L’emblématique mosquée Al-Nouri, quasi détruite, en juillet 2017
Photo: Felipe Dana Associated Press L’emblématique mosquée Al-Nouri, quasi détruite, en juillet 2017

Le président irakien, Barham Saleh, s’est rendu lundi à l’UNESCO pour discuter avec la directrice générale de l’organisation, Audrey Azoulay, du projet de reconstruction de Mossoul, ex-fief des djihadistes en Irak dévasté lors de la reconquête de la ville en 2017.

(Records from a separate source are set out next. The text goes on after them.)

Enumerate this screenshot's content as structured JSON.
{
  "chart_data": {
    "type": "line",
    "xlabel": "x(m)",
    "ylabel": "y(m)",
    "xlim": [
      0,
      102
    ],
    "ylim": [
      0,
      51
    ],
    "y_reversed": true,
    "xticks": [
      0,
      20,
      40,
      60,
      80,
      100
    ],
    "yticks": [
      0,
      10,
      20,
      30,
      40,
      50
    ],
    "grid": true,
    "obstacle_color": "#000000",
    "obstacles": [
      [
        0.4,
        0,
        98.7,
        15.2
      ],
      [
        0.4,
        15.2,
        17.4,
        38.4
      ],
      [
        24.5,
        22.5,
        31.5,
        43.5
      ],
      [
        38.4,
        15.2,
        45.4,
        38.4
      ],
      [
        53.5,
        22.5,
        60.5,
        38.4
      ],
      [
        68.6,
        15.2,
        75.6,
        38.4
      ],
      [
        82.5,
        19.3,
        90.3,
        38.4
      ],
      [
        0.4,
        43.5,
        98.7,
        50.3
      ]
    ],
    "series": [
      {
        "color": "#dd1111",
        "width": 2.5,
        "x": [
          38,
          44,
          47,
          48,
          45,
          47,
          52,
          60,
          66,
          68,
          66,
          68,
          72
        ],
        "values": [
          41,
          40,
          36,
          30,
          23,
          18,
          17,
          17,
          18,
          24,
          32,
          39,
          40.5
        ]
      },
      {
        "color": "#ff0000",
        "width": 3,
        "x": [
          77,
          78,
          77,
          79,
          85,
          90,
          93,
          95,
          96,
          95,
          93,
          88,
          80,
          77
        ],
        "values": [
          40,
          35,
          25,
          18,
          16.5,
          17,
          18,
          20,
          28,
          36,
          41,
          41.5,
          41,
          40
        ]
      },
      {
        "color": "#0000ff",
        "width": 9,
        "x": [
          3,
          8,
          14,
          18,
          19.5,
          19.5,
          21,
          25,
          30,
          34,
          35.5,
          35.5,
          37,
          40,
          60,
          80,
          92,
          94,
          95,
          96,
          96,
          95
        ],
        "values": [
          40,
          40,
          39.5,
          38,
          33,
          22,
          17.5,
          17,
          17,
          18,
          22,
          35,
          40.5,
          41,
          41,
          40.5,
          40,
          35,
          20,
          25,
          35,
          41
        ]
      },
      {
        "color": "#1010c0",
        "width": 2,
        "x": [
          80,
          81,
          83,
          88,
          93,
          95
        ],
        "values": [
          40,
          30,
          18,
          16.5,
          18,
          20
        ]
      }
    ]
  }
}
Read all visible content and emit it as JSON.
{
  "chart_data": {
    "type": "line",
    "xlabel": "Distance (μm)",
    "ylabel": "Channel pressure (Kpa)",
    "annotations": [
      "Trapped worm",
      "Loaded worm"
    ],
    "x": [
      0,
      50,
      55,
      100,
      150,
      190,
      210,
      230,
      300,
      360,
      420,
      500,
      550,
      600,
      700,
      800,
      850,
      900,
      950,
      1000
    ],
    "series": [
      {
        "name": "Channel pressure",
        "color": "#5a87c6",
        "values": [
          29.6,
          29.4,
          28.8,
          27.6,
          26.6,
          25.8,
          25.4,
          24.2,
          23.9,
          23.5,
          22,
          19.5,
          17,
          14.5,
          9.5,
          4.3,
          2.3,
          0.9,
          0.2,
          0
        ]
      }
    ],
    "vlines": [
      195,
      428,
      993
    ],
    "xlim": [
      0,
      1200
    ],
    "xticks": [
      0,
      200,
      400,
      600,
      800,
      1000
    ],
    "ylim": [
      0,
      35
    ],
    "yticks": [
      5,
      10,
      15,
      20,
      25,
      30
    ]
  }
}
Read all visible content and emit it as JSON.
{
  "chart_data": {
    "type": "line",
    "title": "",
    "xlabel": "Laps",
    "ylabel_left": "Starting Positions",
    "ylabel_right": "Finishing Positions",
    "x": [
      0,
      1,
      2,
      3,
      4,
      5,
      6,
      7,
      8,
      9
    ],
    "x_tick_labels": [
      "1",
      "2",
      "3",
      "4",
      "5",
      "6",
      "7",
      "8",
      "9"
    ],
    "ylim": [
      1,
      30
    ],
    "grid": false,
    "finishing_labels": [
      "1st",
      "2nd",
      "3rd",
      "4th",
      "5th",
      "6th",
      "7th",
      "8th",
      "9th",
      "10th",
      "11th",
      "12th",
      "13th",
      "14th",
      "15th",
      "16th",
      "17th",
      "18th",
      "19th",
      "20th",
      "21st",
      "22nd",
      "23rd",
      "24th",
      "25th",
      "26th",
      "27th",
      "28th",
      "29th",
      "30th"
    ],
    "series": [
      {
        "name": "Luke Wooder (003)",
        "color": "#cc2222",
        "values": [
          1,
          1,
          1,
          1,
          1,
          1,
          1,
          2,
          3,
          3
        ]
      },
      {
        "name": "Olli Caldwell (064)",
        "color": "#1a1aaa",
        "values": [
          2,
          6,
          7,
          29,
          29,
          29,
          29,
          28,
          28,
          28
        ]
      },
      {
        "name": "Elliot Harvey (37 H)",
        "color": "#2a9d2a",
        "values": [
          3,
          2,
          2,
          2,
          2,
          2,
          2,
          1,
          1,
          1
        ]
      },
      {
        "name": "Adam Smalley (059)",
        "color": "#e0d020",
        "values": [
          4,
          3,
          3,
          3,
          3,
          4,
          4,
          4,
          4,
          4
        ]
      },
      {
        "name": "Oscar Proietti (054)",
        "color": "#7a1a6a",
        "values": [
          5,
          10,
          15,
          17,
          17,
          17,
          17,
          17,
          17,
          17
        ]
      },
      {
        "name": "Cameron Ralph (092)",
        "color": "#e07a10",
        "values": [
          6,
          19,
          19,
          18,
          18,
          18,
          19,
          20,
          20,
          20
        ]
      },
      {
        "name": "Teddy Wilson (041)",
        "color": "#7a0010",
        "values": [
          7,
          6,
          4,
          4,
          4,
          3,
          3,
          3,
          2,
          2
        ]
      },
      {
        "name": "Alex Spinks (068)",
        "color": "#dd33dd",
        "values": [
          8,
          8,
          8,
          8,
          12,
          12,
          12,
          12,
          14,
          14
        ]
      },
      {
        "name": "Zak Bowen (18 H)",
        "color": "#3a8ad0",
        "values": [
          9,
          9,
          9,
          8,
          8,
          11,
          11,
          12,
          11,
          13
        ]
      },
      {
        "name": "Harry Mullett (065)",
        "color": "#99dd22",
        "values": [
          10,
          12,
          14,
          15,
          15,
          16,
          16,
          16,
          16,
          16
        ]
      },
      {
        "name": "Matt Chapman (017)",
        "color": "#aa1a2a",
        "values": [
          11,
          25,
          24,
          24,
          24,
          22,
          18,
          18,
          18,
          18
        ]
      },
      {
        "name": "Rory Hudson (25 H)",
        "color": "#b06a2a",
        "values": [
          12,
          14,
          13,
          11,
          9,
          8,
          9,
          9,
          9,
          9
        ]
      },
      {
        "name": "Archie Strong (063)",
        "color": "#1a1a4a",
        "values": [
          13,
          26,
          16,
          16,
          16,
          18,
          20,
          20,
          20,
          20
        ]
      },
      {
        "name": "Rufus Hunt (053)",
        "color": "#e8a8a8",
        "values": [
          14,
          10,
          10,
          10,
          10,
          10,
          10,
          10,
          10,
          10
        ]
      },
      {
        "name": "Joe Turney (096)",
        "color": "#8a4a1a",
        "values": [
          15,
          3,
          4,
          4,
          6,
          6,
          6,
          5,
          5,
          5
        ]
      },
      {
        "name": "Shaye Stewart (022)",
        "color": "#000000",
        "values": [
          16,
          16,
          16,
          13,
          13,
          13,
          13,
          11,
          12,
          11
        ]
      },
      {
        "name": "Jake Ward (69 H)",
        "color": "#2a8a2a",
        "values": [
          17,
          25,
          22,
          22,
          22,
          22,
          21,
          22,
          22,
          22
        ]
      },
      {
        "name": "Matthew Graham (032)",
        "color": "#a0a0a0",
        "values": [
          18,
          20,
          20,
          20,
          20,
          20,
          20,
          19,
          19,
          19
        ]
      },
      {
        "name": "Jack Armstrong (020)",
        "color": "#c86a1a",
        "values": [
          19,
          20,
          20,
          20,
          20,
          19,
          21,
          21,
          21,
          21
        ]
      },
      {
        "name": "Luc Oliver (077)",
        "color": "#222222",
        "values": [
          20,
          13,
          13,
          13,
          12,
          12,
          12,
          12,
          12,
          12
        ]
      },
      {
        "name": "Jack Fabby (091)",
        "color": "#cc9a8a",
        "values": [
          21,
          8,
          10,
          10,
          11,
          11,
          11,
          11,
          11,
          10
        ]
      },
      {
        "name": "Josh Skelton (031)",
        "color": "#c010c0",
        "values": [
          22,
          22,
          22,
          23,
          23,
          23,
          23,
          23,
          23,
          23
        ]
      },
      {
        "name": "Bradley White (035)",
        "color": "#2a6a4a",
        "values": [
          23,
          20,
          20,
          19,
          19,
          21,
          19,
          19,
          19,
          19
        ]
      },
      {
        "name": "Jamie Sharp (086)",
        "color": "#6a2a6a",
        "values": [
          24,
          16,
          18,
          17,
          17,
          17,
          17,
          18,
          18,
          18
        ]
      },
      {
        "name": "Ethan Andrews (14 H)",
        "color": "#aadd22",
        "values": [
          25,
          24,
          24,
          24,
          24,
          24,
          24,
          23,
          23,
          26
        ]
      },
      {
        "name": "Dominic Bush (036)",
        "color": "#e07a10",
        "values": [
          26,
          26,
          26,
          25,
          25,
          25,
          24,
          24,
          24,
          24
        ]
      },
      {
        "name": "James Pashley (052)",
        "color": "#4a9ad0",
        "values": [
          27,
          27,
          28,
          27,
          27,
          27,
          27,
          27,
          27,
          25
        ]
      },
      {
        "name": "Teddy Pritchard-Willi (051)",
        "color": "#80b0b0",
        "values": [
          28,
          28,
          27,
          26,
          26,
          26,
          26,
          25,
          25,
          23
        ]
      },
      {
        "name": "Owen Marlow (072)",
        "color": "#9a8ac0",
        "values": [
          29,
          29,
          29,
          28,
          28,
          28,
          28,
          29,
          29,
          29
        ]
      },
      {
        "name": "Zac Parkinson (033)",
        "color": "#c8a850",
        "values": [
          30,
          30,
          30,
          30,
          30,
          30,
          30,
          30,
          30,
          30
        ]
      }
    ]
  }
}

C’est la première fois qu’un président irakien se rendait au siège de l’UNESCO à Paris, un « symbole fort de l’engagement de l’organisation en Irak » notamment pour la reconstruction du patrimoine historique de Mossoul, deuxième ville du pays, souligne-t-on de source diplomatique à l’UNESCO

L’Organisation des Nations unies pour l’éducation, la science et la culture a rassemblé plus de 100 millions de dollars, notamment auprès des Émirats arabes unis, premier donateur, de l’Union européenne et du Japon, pour son initiative « Faire revivre l’esprit de Mossoul ».

Ce projet ambitieux sur « cinq à dix ans », le plus important jamais porté par l’organisation, doit désormais passer à la « phase de mise en oeuvre », ce qui reste compliqué dans une cité encore encombrée de mines et de ruines, souligne-t-on à l’UNESCO. L’organisation entend aussi placer l’éducation et la culture au coeur du projet, « en pleine concertation avec le gouvernement irakien ».

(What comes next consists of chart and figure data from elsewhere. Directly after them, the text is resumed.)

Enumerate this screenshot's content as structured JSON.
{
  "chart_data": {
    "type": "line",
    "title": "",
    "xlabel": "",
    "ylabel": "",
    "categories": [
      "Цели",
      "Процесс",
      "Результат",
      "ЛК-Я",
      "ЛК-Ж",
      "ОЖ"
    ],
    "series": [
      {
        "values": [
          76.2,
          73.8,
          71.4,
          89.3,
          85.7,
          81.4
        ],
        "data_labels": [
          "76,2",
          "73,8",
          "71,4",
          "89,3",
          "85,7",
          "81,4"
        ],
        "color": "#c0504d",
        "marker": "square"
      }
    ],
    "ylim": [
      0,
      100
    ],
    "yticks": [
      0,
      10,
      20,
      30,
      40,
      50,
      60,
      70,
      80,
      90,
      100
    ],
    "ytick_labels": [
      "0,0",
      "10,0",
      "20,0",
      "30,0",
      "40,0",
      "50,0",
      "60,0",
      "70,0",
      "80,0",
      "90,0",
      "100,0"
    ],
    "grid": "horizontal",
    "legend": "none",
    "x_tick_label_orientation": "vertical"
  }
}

« C’est seulement en réhabilitant l’héritage culturel commun et en revitalisant la vie culturelle et éducative que les Mossouliotes pourront de nouveau être acteurs du renouveau de leur pays », a déclaré Audrey Azoulay dans un communiqué.

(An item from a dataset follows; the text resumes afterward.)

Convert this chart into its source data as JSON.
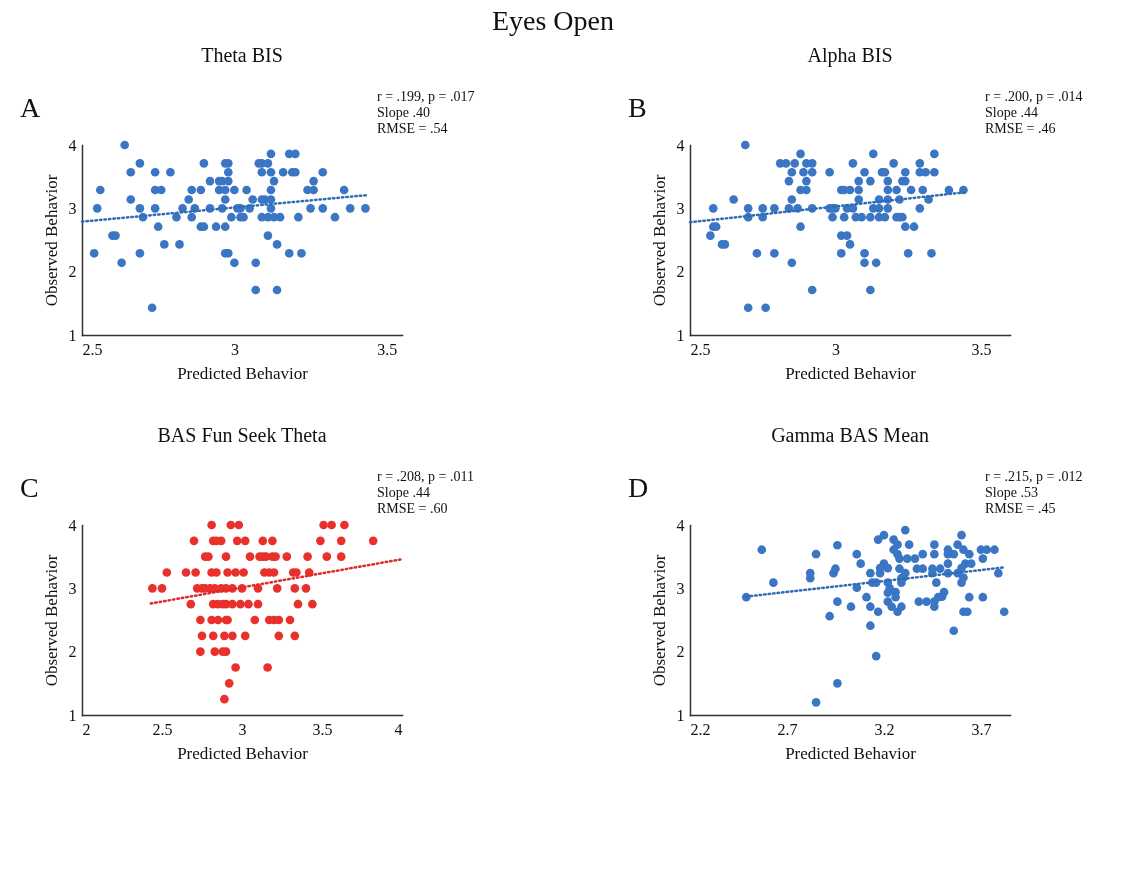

Les populations locales seront ainsi formées aux métiers de la restauration du patrimoine historique, un élément clé pour le succès du projet, insiste-t-on à l’UNESCO

Des Irakiens ont posé en décembre la première pierre pour la reconstruction de l’emblématique mosquée Al-Nouri et de son minaret penché, où le « calife » autoproclamé du groupe djihadiste État islamique (EI), Abou Bakr al-Baghdadi, avait fait son unique apparition publique connue en 2014.

Après trois ans sous la coupe des djihadistes, Mossoul, chef-lieu de la province de Ninive, est revenue sous le contrôle du gouvernement irakien en juillet 2017 au terme d’une très violente bataille, avec l’appui aérien de la coalition internationale anti-groupe EI conduite par les États-Unis.

Barham Saleh, qui effectue une visite de deux jours en France, se rendra ensuite à l’Élysée pour un déjeuner avec son homologue Emmanuel Macron.

Cette visite intervient alors que le groupe EI est en train de perdre, dans l’est de la Syrie, l’ultime poche de l’immense territoire qu’il avait conquis en Syrie et en Irak en 2014.